In November 2017, The Local Government and Social Care Ombudsman released their review of adult social care complaints for 2016/17. The Ombudsman’s report publishes the complaints data for adult social care work across the UK.

The figures show that 63% of adult social care investigations were upheld and the number of complaints and enquiries across the whole social care sector rose by 3% from the previous year. There was also a noticeable increase in complaints and enquiries regarding care arranged privately which was up by 16% from year ending 2016.

The Ombudsman reports that the principal areas that attracted complaints included care assessment and planning, charging for social care and adult safeguarding. Residential care and home care were the two largest areas of complaints, whereas sheltered living received fewer complaints.

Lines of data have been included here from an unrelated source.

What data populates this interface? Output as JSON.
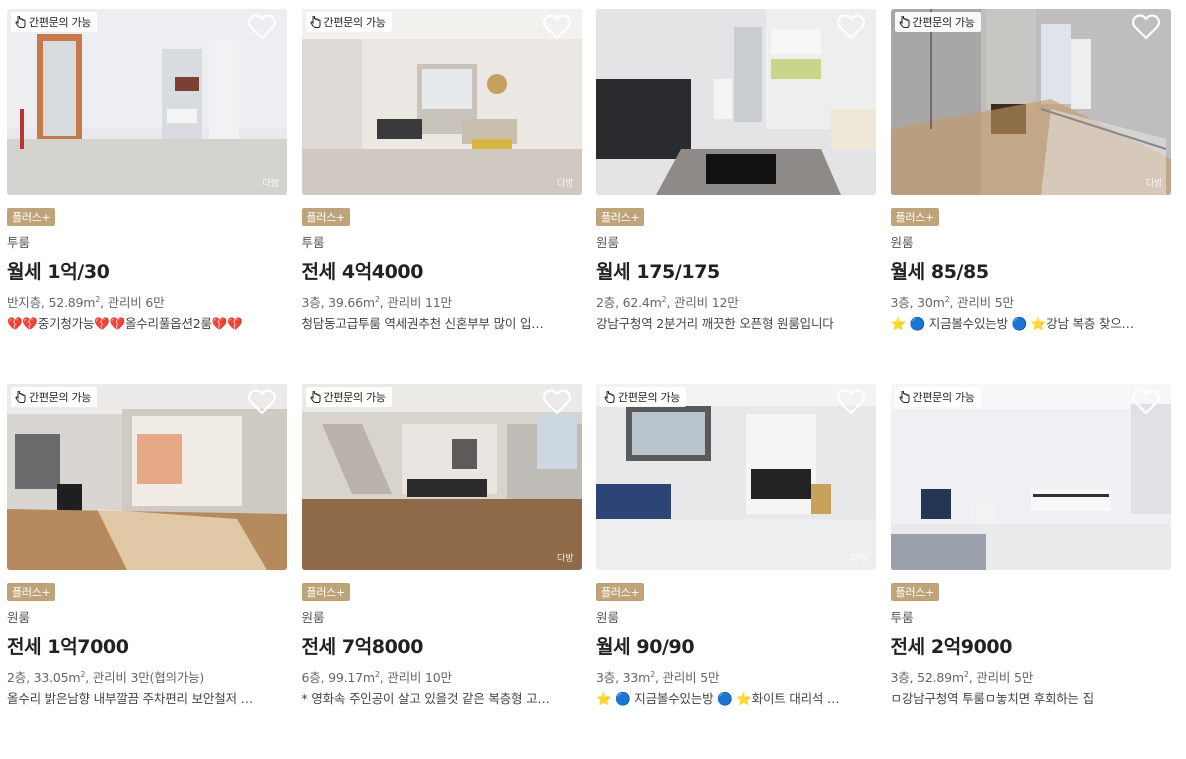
{
  "quick_inquiry_label": "간편문의 가능",
  "plus_label": "플러스+",
  "watermark": "다방",
  "accent_color": "#bfa47a",
  "listings": [
    {
      "room_type": "투룸",
      "price": "월세 1억/30",
      "floor": "반지층",
      "area": "52.89m",
      "area_unit": "2",
      "fee": ", 관리비 6만",
      "desc": "💔💔중기청가능💔💔올수리풀옵션2룸💔💔"
    },
    {
      "room_type": "투룸",
      "price": "전세 4억4000",
      "floor": "3층",
      "area": "39.66m",
      "area_unit": "2",
      "fee": ", 관리비 11만",
      "desc": "청담동고급투룸 역세권추천 신혼부부 많이 입…"
    },
    {
      "room_type": "원룸",
      "price": "월세 175/175",
      "floor": "2층",
      "area": "62.4m",
      "area_unit": "2",
      "fee": ", 관리비 12만",
      "desc": "강남구청역 2분거리 깨끗한 오픈형 원룸입니다"
    },
    {
      "room_type": "원룸",
      "price": "월세 85/85",
      "floor": "3층",
      "area": "30m",
      "area_unit": "2",
      "fee": ", 관리비 5만",
      "desc": "⭐ 🔵 지금볼수있는방 🔵 ⭐강남 복층 찾으…"
    },
    {
      "room_type": "원룸",
      "price": "전세 1억7000",
      "floor": "2층",
      "area": "33.05m",
      "area_unit": "2",
      "fee": ", 관리비 3만(협의가능)",
      "desc": "올수리 밝은남향 내부깔끔 주차편리 보안철저 …"
    },
    {
      "room_type": "원룸",
      "price": "전세 7억8000",
      "floor": "6층",
      "area": "99.17m",
      "area_unit": "2",
      "fee": ", 관리비 10만",
      "desc": "* 영화속 주인공이 살고 있을것 같은 복층형 고…"
    },
    {
      "room_type": "원룸",
      "price": "월세 90/90",
      "floor": "3층",
      "area": "33m",
      "area_unit": "2",
      "fee": ", 관리비 5만",
      "desc": "⭐ 🔵 지금볼수있는방 🔵 ⭐화이트 대리석 …"
    },
    {
      "room_type": "투룸",
      "price": "전세 2억9000",
      "floor": "3층",
      "area": "52.89m",
      "area_unit": "2",
      "fee": ", 관리비 5만",
      "desc": "ㅁ강남구청역 투룸ㅁ놓치면 후회하는 집"
    }
  ]
}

So why are complaints to the Ombudsman so important? Local Council Social Services are required by law to make suitable arrangements for those who have social care needs to make sure that they are safeguarded from risk of harm or abuse. As such, it is paramount that Local Authorities are carrying out their duties responsibly. The Local Government and Social Care Ombudsman work with Local Authorities to certify that practices and procedures are in place to ensure that Local Authorities can meet their duties and avoid failings and in turn ensuring that injustices are not repeated.

Furthermore, making a complaint to the Ombudsman can not only provide a positive outcome for the complainant and their relatives but can also have an impact on others who use the service. The Ombudsman references a case from a previous year whereby “one person’s complaint about the way a council charged for care lead to more than 60 people, who had been similarly affected, receiving refunds.”

What powers does the Local Government Ombudsman have? The Ombudsman recommends remedies to improve the Local Authority services and to put things right with the aim of improving the service for many others. The Ombudsman can recommend that the complainant receives an apology, that the Local Authority provides a service that the complainant should have had but has not yet received, request the Local Authority reconsiders a decision that it did not take properly, provide recommendations to improve procedures and in certain circumstances recommend compensation and refunds.